HF acid ionization constant (Ka) is 3.5 X 10-4. In a solution of HF acid @ equilibrium [H+] = 0.090 M. What is the concentration of F-?

HF><H+ + a=x^2/.090

solve for x

To find the concentration of F- in the given solution, we need to use the ionization constant (Ka) of HF and the equilibrium concentration of H+.

The ionization constant (Ka) represents the extent to which a acid reacts with water to form H+ ions.
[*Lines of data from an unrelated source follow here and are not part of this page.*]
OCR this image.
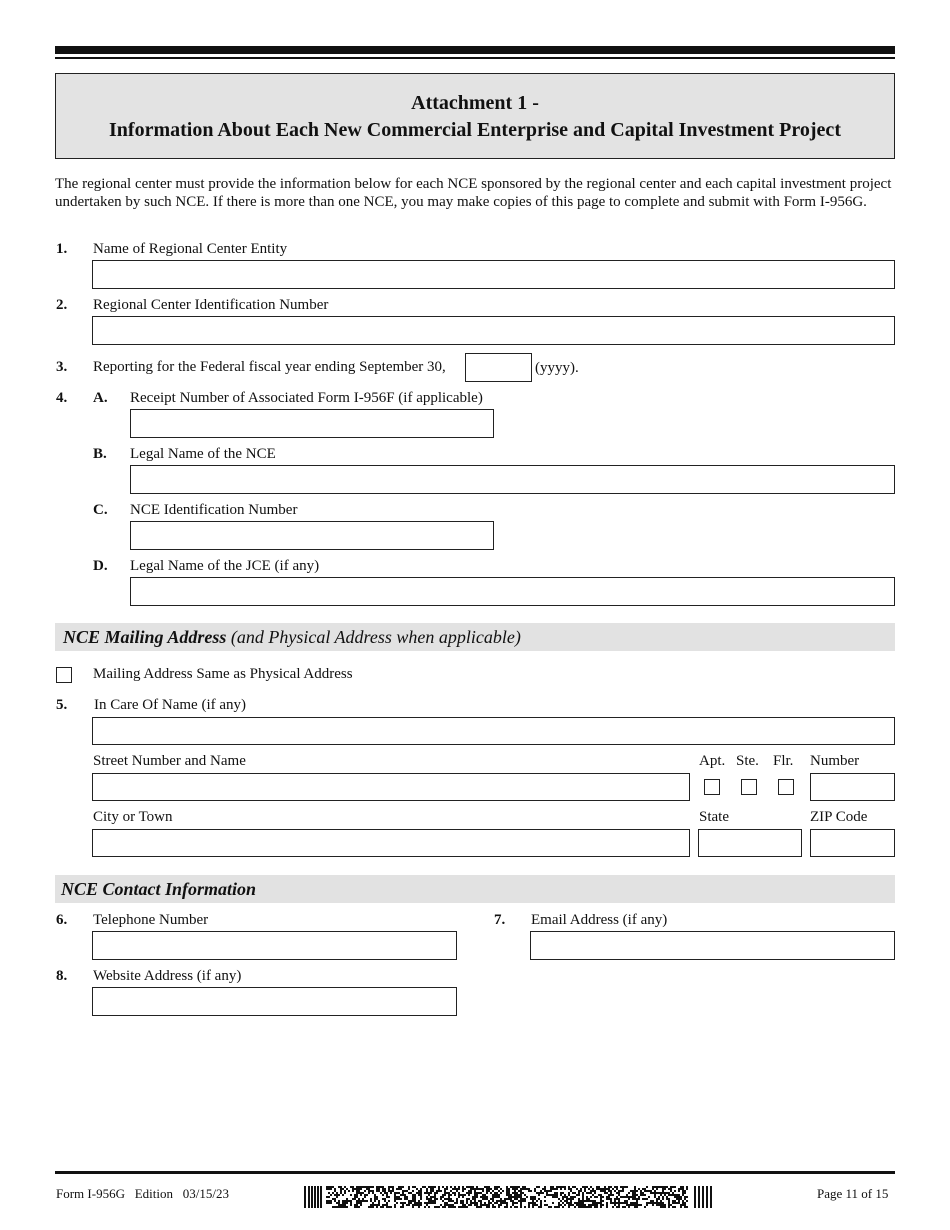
Attachment 1 -
Information About Each New Commercial Enterprise and Capital Investment Project
The regional center must provide the information below for each NCE sponsored by the regional center and each capital investment project undertaken by such NCE. If there is more than one NCE, you may make copies of this page to complete and submit with Form I-956G.
1. Name of Regional Center Entity
2. Regional Center Identification Number
3. Reporting for the Federal fiscal year ending September 30,	(yyyy).
4. A. Receipt Number of Associated Form I-956F (if applicable)
B. Legal Name of the NCE
C. NCE Identification Number
D. Legal Name of the JCE (if any)
NCE Mailing Address (and Physical Address when applicable)
Mailing Address Same as Physical Address
5. In Care Of Name (if any)
Street Number and Name	Apt. Ste. Flr. Number
City or Town	State	ZIP Code
NCE Contact Information
6. Telephone Number	7. Email Address (if any)
8. Website Address (if any)
Form I-956G Edition 03/15/23	Page 11 of 15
The equation for the ionization of HF is as follows:

HF + H2O ⇌ H3O+ + F-

The equilibrium constant expression for this reaction is given by:

Ka = [H3O+][F-] / [HF]

We are given the value of Ka as 3.5 × 10^-4 and the equilibrium concentration of [H+] as 0.090 M.

[H+] = [H3O+]
[H+] = 0.090 M

Since HF is a weak acid, we can assume that the concentration of [HF] will be approximately equal to the initial concentration of HF. Therefore, we can assume that [HF] ≈ [HF]initial.

Assuming that the initial concentration of HF is represented as [HF]initial, we can write the equilibrium concentration of HF as [HF] = [HF]initial - [H+].

Substituting these values into the equilibrium constant expression, we get:

Ka = (0.090) × [F-] / ([HF]initial - 0.090)

Now, rearranging the equation to solve for [F-]:

[F-] = (Ka × ([HF]initial - 0.090)) / 0.090

Substituting the value of Ka as 3.5 × 10^-4, we can calculate the concentration of [F-]:

[F-] = (3.5 × 10^-4 × ([HF]initial - 0.090)) / 0.090

Please provide the initial concentration of HF ([HF]initial) to obtain the final concentration of [F-].